MULDER: Scully, what if everybody that becomes involved in Henry Weems' life somehow becomes an integral part of his luck, including you and I?
SCULLY: Mulder, you're speaking as if we're all trapped in one of those contraptions that he built.
(MULDER starts to walk out of the room.)
SCULLY: What are you doing?
MULDER: Looking for Maggie Lupone. (He lifts up a patient's chart and gets a phone book from the nurses' station.) Luck is the overreaching force in this investigation. I say we roll with it.
(MULDER opens the book to a random page, waves his hand in the air with a dramatic flourish and lets his finger fall. They look at the ad. It is for a daycare center. "MUHAYMIN DAYCARE - Nurturing the Children of Islam Since 1983.")

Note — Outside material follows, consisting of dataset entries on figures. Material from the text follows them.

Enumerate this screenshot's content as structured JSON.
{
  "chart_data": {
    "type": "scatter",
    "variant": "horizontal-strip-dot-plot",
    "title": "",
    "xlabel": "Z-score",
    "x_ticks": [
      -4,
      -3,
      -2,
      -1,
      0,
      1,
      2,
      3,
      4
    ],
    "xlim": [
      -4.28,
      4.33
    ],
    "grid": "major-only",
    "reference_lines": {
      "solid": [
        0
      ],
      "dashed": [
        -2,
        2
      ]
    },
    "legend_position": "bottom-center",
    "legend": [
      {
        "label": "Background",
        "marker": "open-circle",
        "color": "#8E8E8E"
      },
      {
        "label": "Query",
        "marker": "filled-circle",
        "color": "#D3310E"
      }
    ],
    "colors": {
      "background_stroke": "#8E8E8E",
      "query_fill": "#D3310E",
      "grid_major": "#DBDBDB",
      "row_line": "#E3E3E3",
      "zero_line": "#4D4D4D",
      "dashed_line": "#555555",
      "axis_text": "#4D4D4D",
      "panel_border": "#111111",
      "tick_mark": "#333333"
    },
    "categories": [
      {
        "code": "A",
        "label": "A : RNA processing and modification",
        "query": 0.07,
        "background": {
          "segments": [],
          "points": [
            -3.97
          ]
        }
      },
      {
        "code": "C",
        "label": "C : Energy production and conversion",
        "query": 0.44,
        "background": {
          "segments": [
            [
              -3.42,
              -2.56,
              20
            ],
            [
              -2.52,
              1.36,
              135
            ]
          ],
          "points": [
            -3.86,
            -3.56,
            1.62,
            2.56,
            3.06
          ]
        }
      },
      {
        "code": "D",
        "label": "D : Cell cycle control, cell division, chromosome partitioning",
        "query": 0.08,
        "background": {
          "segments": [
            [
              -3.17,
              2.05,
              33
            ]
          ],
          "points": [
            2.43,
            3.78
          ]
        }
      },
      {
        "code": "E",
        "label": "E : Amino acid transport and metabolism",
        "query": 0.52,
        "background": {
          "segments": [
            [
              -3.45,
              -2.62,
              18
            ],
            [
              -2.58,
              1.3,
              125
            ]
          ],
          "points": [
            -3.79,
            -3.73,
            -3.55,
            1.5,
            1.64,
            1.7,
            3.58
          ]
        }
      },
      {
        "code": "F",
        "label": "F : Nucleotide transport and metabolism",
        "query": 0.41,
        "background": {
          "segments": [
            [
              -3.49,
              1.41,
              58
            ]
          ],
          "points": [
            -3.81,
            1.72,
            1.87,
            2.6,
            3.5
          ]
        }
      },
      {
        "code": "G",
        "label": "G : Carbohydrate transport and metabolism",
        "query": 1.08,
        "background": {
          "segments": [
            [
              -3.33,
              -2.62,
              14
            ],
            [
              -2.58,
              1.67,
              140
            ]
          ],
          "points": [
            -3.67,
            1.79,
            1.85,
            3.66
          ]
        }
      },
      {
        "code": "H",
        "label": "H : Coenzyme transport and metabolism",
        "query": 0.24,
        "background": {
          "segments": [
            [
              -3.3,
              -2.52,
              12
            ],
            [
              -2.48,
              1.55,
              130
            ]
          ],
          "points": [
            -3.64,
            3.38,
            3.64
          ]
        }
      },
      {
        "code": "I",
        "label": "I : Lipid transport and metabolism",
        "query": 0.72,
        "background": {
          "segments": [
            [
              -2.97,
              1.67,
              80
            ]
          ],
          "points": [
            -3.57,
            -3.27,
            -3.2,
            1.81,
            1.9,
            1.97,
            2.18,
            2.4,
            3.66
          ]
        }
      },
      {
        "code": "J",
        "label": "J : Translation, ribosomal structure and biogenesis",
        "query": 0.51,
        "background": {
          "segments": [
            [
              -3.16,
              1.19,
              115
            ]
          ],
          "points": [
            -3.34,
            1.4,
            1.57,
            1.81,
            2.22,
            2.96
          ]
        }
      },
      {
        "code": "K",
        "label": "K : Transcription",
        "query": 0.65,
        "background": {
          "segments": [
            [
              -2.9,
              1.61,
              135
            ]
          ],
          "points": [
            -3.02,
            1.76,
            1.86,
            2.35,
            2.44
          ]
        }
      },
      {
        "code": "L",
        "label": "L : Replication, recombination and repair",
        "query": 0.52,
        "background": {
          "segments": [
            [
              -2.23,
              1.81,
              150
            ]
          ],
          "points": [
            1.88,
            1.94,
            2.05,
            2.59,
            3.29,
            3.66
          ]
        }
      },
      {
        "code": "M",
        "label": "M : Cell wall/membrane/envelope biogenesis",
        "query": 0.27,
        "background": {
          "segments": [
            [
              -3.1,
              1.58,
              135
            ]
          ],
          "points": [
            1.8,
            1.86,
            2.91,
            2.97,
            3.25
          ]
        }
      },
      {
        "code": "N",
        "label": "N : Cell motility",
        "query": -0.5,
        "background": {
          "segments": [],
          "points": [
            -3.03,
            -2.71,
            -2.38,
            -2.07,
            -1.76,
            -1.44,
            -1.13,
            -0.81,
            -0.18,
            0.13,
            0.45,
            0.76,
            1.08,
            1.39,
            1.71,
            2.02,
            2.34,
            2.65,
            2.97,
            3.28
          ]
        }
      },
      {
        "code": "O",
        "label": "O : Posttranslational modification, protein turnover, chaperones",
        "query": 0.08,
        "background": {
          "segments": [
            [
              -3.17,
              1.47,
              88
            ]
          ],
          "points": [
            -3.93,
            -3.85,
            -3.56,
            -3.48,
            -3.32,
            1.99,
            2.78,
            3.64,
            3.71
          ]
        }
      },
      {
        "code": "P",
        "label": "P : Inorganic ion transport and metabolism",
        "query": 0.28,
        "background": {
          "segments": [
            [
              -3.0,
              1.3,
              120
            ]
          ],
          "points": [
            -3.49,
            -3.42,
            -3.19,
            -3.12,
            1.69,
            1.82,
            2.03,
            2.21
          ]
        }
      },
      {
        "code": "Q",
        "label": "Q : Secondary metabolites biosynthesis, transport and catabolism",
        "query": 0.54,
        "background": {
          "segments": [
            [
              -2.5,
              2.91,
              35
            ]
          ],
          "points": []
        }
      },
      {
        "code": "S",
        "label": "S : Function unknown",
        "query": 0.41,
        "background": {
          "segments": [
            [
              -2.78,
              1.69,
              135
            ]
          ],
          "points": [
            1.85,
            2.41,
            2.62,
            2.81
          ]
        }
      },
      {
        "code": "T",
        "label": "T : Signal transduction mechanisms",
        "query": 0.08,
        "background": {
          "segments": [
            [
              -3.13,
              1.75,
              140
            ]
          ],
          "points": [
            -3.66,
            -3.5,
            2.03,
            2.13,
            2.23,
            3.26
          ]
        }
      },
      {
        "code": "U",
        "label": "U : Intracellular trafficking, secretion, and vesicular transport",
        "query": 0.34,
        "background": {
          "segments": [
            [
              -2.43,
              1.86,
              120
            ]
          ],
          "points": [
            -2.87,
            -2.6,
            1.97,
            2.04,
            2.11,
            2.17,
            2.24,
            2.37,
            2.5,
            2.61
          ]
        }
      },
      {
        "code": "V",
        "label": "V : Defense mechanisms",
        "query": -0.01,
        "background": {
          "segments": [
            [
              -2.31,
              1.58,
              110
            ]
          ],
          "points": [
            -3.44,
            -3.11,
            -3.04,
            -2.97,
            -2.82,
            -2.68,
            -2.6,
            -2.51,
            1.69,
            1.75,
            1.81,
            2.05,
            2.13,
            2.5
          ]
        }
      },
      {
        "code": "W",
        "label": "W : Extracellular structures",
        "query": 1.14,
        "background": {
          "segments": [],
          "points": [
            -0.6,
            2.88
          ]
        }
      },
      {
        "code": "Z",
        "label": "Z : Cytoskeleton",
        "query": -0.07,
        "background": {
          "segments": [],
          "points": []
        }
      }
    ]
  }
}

MULDER: Yeah, let's call that a dry run.
SCULLY: Yeah.
(MULDER opens to another page and lets his finger fall. This time it lands on Grayson's Linen Service.)
CUT TO:
(CUTRONA's building. DOMINIC roughly escorts HENRY WEEMS off the elevator to face JOE CUTRONA.)
DOMINIC: Look who came calling.
HENRY WEEMS: I wanted to tell you personally that there's no hard feelings. I'm not testifying against you. Just let Maggie Lupone go.
JOE CUTRONA: "Maggie"? I don't know anybody named Maggie. (to DOMINIC) Do you know anybody named Maggie?
(JOE CUTRONA and DOMINIC laugh sarcastically.)
HENRY WEEMS: Fellas, don't jerk me around.
JOE CUTRONA: Jerk you around? You tried to cheat me out of a hundred large, you kill Angie, you put Sal in the hospital-- I'm jerking you around?
HENRY WEEMS: I apologize for my choice of words. Please, just let her go. Her kid's really sick. I don't care what happens to me.
JOE CUTRONA: You'll care. By the time I'm finished, you'll definitely care.
(JOE CUTRONA and DOMINIC, holding onto HENRY WEEMS, enter the basement of the building. Lots of industrial clothes washing machines are around. MAGGIE LUPONE is locked behind a chain-link fence.)
MAGGIE LUPONE: Henry? Richie-- how is he?
(DOMINIC shoves HENRY WEEMS against a cart which knocks an iron into some water. There is a large metal hook on a cable above him.)
JOE CUTRONA: (picking up what looks like a whip) Not that one. Use the small one.
MAGGIE LUPONE: Hey. Henry...
(DOMINIC hooks HENRY WEEMS' hands to a smaller hook across the room. JOE CUTRONA pushes a button, but nothing happens. DOMINIC flips a main power switch. JOE CUTRONA pushes the button and HENRY WEEMS is pulled up into the air.)
MAGGIE LUPONE: (shaking the fence) Don't you hurt him you son of a bitch!
JOE CUTRONA: Shut her up.
MAGGIE LUPONE: Henry!
(DOMINIC starts for MAGGIE LUPONE. As he does, the iron lying in the water shorts out causing a shock to go up the cord, into the light and into the chain-link fence just as DOMINIC is unlocking it. He is electrocuted and falls to the floor. The hook from which HENRY WEEMS is suspended swings away causing the large hook to start sliding down the cable. JOE CUTRONA looks up just in time to see the large hook crash into his face.)
CUT TO:
(Chicago skyline. All the power in the city flickers.)
CUT TO:
(RICHIE LUPONE's hospital room. SCULLY is sitting beside his bed. She looks up as the lights flicker and surge. The sign for the center, "R.I. CHILDES Pediatric Care" flickers. When it comes back on, the letters L, D, and S don't light up so that the sign spells RICHIE. SCULLY stares at it.)
CUT TO:
(Basement. HENRY WEEMS has gotten off the hook and helps MAGGIE LUPONE out of the fenced in area. They look at JOE CUTRONA's body. MULDER and several policemen enter the basement. MULDER sees JOE CUTRONA lying dead in a laundry cart, the large hook lying on his crushed head. His medical ID bracelet is visible proclaiming his blood-type as B-Neg.)
(RICHIE LUPONE's hospital room. He is much better and smiling. MAGGIE LUPONE is beside him. MULDER, SCULLY and HENRY WEEMS are watching them through the window.)
MULDER: What are the odds for Cutrona being a perfect match? A thousand-to-one? A million-to-one?
SCULLY: Maybe higher. Maybe everything does happen for a reason... whether we see it or not.
MULDER: Maybe your luck is changing.
HENRY WEEMS: Maybe.
(HENRY WEEMS joins the LUPONES in the room. MULDER and SCULLY watch as HENRY WEEMS starts the toy and turns to RICHIE LUPONE. As the little ball pops into the basket, SCULLY smiles up at MULDER.)